One thing that I would like to propose is the PXE loader name tho, the proposed “Grub2 UEFI SecureBoot (target OS)” assumes that the target OS uses grub. This might be true for current Red Hat and Debian based systems, however, Fedora developers are already experimenting with unikernels based on systemd-boot. While the target for today are local booting in cloud environments, it might be possible that in the future there will be no grub.

Edit: Note for The Register - I am not saying anyone is actively working on removing grub2 from the distribution, this is just my intuition that in the far future a different bootloader might be in use.

Additionally, I don’t think “SecureBoot” needs to be in the name directly, it might repel users who do not want to use SecureBoot while this workflow will work perfectly fine without SecureBoot. And in the future with BIOS too. If you want to stress out that it works in SB environments, let’s add a help or UI element to tell it.

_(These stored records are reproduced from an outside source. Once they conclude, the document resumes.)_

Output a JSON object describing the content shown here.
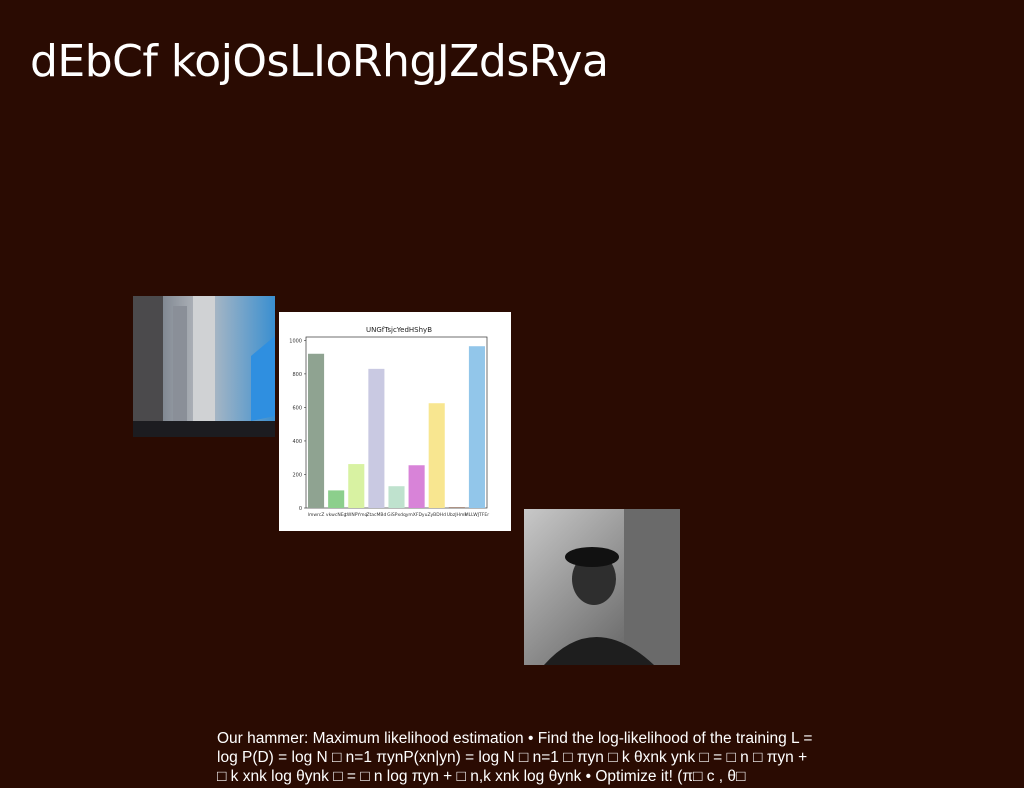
{
  "title": "dEbCf kojOsLIoRhgJZdsRya",
  "chart_data": {
    "type": "bar",
    "title": "UNGfTsjcYedHShyB",
    "categories": [
      "lmwrcZ",
      "vkwcNEg",
      "tWNPYmq",
      "ZtacMBd",
      "GiSPxdq",
      "ymXFDyu",
      "ZyBDHd",
      "UbzJHmk",
      "MLLWJTFEr"
    ],
    "values": [
      920,
      105,
      262,
      830,
      130,
      255,
      625,
      5,
      965
    ],
    "colors": [
      "#8fa391",
      "#8ccf8c",
      "#d8f2a2",
      "#c9c9e2",
      "#bfe2ce",
      "#d883d8",
      "#f8e690",
      "#9c7d6c",
      "#92c6ea"
    ],
    "ylim": [
      0,
      1020
    ],
    "yticks": [
      0,
      200,
      400,
      600,
      800,
      1000
    ]
  },
  "body": "Our hammer: Maximum likelihood estimation • Find the log-likelihood of the training L = log P(D) = log N □ n=1 πynP(xn|yn) = log N □ n=1 □ πyn □ k θxnk ynk □ = □ n □ πyn + □ k xnk log θynk □ = □ n log πyn + □ n,k xnk log θynk • Optimize it! (π□ c , θ□"
}
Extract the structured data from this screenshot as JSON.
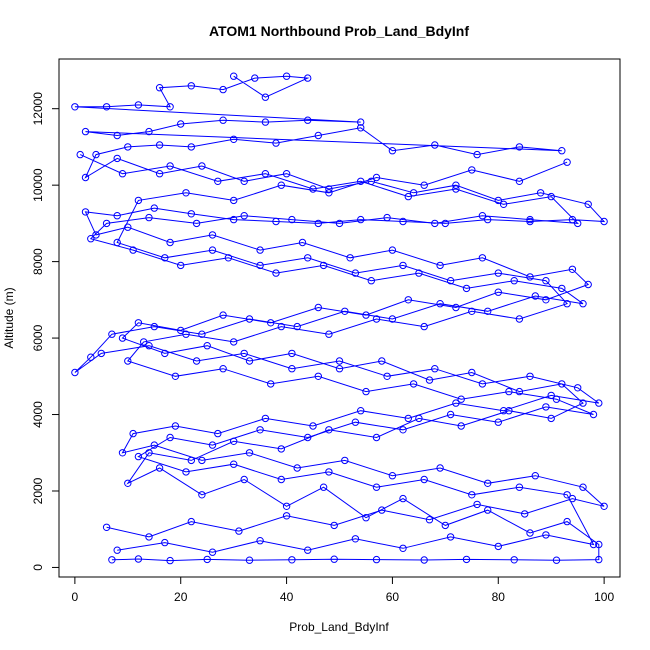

Therefore, let’s be bold and come up with a more generic name. Something like:

  • Target OS EFI - loads AA-BB-CC-DD-EE-FF/boot.efi
  • Target OS BIOS - loads AA-BB-CC-DD-EE-FF/boot.0

Both files will be just (relative) symlink/hardlink to the correct files which are, this is important, architecture dependent (different link destination for intel system than for arm64). Since every MAC-based directory is host-unique, there is no need to introduce boot-architecture.efi naming patters because architecture is known already.

What this patchset does not explain or solve is distribution of the boot files, the (/usr/local/share/bootloader-universe). This is open question but I think it is a good POC, manual copying is fine, maybe foreman-installer could populate the directory at least for the most popular distributions. What I am still missing is full specification of the filesystem layout in that directory, perhaps a README with that would be great - specifically what are the expected architecture suffixes (is that aarch64 or arm64 or just arm, and world-famous x86_64 vs x64 vs amd64). Stuff like that.

Oh one more thing, I am excited about this work because it solves one particular problem we faced several times before: not using the shim/bootloader from the target OS. In the examples, you show that the bootloader universe contain one bootloader per OS:

[root@vm ~]# tree /usr/local/share/bootloader-universe/ /usr/local/share/bootloader-universe/
|-- centos
|   |-- grubx64.efi
|   `-- shimx64.efi
`-- ubuntu
    |-- grubx64.efi
    `-- shimx64.efi

This will only help if there is one bootloader per OS version:

[root@vm ~]# tree /usr/local/share/bootloader-universe/ /usr/local/share/bootloader-universe/
|-- centos-9.0
|   |-- grubx64.efi
|   `-- shimx64.efi
|-- centos-9.1
|   |-- grubx64.efi
|   `-- shimx64.efi
|-- centos-9.2
|   |-- grubx64.efi
|   `-- shimx64.efi
|-- centos-9.3
|   |-- grubx64.efi
|   `-- shimx64.efi
`-- ubuntu-XYZ
    |-- grubx64.efi
    `-- shimx64.efi

Only with this naming convention, it will solve the painful problem of shim from 8.3 not being able to load RHEL 8.0-8.2 because keys were revoked because of a CVE. So I would suggest this is part of the initial version from the day one.